Monday, September 22, 2014

Autopsy of your words

It happens with Mark Driscoll.
It happens with John Piper.
It happens with Rick Warren.
It happens with Joel Osteen.
It happens with everything we have written form the early church fathers, right up to Whitefield, Wesley, Spurgeon, Tozer, Martin Luther King, Bonhoeffer, (insert popular preacher/author here)...

I couldn't imagine it happening to me.
I don't think I'll ever be that important, popular or influential for it to happen.
And I wouldn't want it to.

If someone took what I wrote (or preached) and dissected it, line by line, then I'm scared about what they would find and conclude.

Sure, I'm no raging heretic (or at least I hope not!), but if you put my every word under the microscope, like some of the "discernment" websites do or theology lectures can, then I wonder how I'd be viewed.

I wonder, not because I think it'll ever happen to me, but even if I became "successful" enough to be placed under the glare of such "discernment," the "me" of a decade ago might not hold up so well.

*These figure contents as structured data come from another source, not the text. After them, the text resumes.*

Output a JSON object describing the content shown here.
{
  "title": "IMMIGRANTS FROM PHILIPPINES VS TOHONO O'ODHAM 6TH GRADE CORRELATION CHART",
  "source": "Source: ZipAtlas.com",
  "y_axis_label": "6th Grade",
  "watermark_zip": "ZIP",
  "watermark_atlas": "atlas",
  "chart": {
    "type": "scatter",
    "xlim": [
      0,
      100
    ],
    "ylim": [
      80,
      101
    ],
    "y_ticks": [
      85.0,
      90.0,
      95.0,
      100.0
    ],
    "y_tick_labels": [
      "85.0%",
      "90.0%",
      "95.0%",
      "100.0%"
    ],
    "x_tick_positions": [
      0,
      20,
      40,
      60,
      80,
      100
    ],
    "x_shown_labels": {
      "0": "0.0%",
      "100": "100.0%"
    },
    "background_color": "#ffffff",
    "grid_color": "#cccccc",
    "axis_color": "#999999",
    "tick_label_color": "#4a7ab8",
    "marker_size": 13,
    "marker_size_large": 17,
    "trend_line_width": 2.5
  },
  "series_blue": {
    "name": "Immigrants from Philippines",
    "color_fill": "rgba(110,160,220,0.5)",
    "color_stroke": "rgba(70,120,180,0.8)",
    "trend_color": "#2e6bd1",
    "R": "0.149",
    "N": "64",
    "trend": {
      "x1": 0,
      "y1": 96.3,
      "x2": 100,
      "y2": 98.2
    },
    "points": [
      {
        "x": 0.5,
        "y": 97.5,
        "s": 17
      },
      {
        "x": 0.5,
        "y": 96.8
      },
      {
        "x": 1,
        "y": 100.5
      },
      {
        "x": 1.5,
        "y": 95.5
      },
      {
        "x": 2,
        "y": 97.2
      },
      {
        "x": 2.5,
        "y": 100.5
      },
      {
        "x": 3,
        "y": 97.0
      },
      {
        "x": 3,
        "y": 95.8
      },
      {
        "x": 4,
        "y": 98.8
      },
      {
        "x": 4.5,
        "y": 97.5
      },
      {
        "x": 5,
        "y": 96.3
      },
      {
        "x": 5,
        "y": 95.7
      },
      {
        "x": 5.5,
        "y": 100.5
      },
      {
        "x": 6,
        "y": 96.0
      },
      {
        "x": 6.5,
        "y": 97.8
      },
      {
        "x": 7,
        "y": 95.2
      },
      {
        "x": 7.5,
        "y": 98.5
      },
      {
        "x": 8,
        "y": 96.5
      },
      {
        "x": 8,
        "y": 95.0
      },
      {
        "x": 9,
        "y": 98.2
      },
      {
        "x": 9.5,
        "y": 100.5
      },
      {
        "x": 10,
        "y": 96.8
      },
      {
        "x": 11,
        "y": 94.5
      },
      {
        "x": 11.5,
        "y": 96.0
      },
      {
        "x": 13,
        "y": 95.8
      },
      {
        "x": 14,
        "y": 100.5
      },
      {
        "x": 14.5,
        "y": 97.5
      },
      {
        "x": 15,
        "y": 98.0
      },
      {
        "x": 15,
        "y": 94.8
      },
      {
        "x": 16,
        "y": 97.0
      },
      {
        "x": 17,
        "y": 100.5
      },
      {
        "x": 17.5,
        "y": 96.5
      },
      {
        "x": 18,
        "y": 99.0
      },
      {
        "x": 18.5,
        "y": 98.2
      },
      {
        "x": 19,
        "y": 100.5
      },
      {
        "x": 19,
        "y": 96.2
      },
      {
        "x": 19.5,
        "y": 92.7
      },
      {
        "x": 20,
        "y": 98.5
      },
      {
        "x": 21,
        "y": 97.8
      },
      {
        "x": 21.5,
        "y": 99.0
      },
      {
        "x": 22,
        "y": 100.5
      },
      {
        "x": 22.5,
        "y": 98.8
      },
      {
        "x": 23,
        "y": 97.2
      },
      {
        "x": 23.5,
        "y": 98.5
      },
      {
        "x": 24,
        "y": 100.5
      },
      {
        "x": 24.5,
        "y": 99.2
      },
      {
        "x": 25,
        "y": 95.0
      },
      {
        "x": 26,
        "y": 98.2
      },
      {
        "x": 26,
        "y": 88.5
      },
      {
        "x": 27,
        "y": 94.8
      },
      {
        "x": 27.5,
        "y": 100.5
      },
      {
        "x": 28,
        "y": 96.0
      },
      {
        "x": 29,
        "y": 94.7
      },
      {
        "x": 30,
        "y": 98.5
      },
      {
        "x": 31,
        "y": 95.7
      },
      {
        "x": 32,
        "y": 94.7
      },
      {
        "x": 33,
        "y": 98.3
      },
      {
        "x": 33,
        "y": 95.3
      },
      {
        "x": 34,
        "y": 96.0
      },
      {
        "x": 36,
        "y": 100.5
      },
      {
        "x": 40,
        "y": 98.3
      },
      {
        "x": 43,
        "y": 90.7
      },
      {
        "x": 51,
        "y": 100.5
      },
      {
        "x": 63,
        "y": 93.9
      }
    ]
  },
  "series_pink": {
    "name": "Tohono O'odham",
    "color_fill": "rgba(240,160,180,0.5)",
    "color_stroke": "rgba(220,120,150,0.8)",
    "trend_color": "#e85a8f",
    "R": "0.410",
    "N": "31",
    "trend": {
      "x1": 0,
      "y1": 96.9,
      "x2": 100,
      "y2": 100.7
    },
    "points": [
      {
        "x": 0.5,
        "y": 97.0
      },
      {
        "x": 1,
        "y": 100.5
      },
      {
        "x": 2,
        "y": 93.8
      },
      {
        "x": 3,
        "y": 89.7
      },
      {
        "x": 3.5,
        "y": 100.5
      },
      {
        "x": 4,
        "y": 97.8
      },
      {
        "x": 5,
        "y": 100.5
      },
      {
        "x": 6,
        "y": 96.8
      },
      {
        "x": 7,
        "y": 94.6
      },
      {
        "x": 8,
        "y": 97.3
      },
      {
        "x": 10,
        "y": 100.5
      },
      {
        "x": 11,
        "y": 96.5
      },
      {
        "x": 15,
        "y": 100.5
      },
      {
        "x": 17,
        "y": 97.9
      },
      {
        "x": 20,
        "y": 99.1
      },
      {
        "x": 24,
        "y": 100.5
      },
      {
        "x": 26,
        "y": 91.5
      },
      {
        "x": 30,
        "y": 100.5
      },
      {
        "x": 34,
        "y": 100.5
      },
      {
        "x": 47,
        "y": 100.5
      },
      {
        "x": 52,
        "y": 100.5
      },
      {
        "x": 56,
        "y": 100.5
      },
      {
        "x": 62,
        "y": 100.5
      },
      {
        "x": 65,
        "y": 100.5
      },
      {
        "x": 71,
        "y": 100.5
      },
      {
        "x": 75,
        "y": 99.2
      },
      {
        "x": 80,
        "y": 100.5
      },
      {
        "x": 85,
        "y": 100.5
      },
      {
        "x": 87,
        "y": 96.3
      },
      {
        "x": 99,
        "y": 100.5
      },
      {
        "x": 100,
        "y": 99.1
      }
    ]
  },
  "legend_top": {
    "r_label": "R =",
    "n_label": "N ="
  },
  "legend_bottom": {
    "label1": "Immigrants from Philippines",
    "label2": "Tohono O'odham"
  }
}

I look back at some of my early sermons and wonder about the points I was trying to make. Diitto for some of ways I worded my early blog posts.

And here's the catch.

Are those whose words we dissect acutely aware that this will be the case?
If not, is this fair?

Admittedly, whatever you put in the public eye and ear is open to criticism and fair game if you've done something inappropriate, but surely it can be taken too far.

Should anyone, legitimately, be able to go back unto your past and hold EVERYTHING you've ever said publicly against you?
Every misspoken word?
Every off-the-cuff line?
Every interpretation/opinion which you may later clarify or change?

For some, they desire the high-profiled platform.
They want the top rated blog in their niche.
They want the the book deal.
They want to be in charge of the well-known ministry.
They want to write high selling resources.
They want to be speaking on the big stages.
They want to be remembered on a Wikipedia page like this.

But, as I wrote here earlier this year, the spotlight of the big stage will open you up for increased scrutiny.